Hoy nadie cuestiona la existencia del Estado de Israel y sus notables logros económicos, sociales, científicos y culturales, pero es igualmente indudable que es una nación sin paz, pese a los considerables esfuerzos en pro de la reconciliación que realizaron, en 1993, el fallecido primer ministro israelí Yitzhak Rabin y el presidente de la Autoridad Palestina, Yasser Arafat. Y aunque concretar los acuerdos de paz para Medio Oriente es una necesidad nacional y geopolítica acuciante, el gobierno del actual primer ministro israelí, Benjamín Netanyahu, parece empeñado --al incumplir el compromiso de entregar a la Autoridad Palestina la soberanía plena sobre los territorios de Gaza, Cisjordania y Jerusalén oriental-- en mantener la hostilidad hacia el pueblo palestino y el conflicto con las naciones árabes vecinas. La instalación de nuevas colonias judías en los territorios ocupados y las constantes dilaciones para el retiro de las tropas israelíes del territorio cuya soberanía corresponde a los palestinos han impedido no sólo poner punto final a la prolongada y dolorosa confrontación entre ambos pueblos, sino que han exacerbado las tensiones, alentado a los grupos extremistas de ambos bandos y puesto nuevos obstáculos a la paz en la región.

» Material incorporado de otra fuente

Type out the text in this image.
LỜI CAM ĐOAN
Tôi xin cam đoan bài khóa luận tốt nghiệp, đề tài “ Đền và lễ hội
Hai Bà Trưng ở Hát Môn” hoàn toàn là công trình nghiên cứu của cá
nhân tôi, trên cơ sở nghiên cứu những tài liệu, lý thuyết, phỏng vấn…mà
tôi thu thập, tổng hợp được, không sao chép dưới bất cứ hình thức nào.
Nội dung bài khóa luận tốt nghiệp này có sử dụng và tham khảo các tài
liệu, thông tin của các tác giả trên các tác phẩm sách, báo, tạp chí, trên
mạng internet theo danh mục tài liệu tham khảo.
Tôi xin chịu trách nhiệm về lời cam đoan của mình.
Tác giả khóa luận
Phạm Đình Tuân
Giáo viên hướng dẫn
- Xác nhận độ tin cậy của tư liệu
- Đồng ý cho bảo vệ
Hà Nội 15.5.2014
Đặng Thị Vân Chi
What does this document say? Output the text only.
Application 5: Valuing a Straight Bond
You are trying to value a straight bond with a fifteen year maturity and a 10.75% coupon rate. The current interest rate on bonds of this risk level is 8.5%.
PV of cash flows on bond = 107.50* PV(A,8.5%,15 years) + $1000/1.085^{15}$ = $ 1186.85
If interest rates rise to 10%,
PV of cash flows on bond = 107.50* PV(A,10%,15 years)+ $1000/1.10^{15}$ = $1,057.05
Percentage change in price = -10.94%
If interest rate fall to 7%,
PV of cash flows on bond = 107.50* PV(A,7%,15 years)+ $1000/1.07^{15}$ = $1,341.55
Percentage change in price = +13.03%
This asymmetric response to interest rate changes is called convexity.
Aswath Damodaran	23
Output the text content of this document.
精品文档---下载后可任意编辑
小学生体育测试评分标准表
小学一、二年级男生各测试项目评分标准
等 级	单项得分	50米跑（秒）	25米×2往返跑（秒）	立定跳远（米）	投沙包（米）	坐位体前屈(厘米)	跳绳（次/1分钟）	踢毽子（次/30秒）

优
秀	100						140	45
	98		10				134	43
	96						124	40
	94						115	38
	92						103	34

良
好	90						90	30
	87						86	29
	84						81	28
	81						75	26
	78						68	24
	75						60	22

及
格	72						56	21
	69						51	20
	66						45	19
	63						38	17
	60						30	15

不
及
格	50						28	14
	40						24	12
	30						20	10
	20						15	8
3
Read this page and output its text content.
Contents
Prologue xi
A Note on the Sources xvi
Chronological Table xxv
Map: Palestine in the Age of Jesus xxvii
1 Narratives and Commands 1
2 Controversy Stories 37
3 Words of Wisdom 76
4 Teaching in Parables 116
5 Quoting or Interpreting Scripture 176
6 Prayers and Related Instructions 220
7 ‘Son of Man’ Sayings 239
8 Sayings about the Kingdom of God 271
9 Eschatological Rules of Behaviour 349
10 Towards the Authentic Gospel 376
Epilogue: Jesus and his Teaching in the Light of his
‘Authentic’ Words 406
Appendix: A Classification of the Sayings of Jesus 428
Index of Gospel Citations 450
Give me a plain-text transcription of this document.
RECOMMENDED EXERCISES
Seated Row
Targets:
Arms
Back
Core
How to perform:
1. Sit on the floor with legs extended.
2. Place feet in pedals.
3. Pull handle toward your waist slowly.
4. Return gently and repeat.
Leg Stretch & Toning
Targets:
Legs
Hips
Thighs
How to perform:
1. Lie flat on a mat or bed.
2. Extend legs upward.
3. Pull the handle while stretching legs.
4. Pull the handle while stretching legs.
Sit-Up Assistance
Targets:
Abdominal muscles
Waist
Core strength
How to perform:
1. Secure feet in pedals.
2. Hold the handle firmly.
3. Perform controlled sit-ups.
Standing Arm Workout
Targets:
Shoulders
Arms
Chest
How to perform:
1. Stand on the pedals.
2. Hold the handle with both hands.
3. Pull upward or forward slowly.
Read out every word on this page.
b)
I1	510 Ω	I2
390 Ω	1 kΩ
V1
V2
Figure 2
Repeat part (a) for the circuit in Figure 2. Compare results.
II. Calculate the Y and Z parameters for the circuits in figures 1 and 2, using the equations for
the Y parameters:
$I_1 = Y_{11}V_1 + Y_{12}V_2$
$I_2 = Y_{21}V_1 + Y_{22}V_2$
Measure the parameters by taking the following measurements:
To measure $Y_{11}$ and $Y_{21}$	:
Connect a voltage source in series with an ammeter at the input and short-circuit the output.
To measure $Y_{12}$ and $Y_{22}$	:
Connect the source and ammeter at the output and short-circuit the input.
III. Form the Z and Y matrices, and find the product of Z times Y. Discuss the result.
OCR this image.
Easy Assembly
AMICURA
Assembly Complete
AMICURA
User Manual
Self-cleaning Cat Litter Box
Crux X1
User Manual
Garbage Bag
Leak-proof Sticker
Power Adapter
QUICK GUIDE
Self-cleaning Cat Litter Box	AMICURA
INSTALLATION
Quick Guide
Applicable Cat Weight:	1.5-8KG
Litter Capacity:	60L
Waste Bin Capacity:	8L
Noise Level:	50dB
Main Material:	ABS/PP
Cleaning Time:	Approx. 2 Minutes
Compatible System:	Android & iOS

A 50 años de su fundación, Israel atraviesa por un momento dual. Por un lado, la existencia del Estado israelí es motivo de justa celebración, pero la obstinación del gobierno de Netanyahu en no ceder a los palestinos la soberanía y los territorios a los que legítimamente tienen derecho es un motivo de alerta, pues con ello se atropellan los logros del histórico proceso de paz conducido por Rabin y Arafat en 1993. Por ello, la comunidad internacional deberá redoblar sus esfuerzos para que el gobierno israelí cumpla los acuerdos de Campo David y para asegurar el retiro de las tropas de los territorios ocupados. Negar a los palestinos su derecho a la autodeterminación equivale, al hacer un análisis en retrospectiva, a vulnerar la legitimidad con la que los israelíes reclamaron hace medio siglo el derecho a constituir un Estado independiente.
Ofrecer al pueblo judío una nueva época de paz y convivencia armónica con sus vecinos árabes y palestinos sería, sin duda, el mejor regalo que el gobierno de Tel Aviv podría ofrecerle a su población en el cincuentenario de la existencia de Israel y la mejor garantía de paz y desarrollo para el futuro.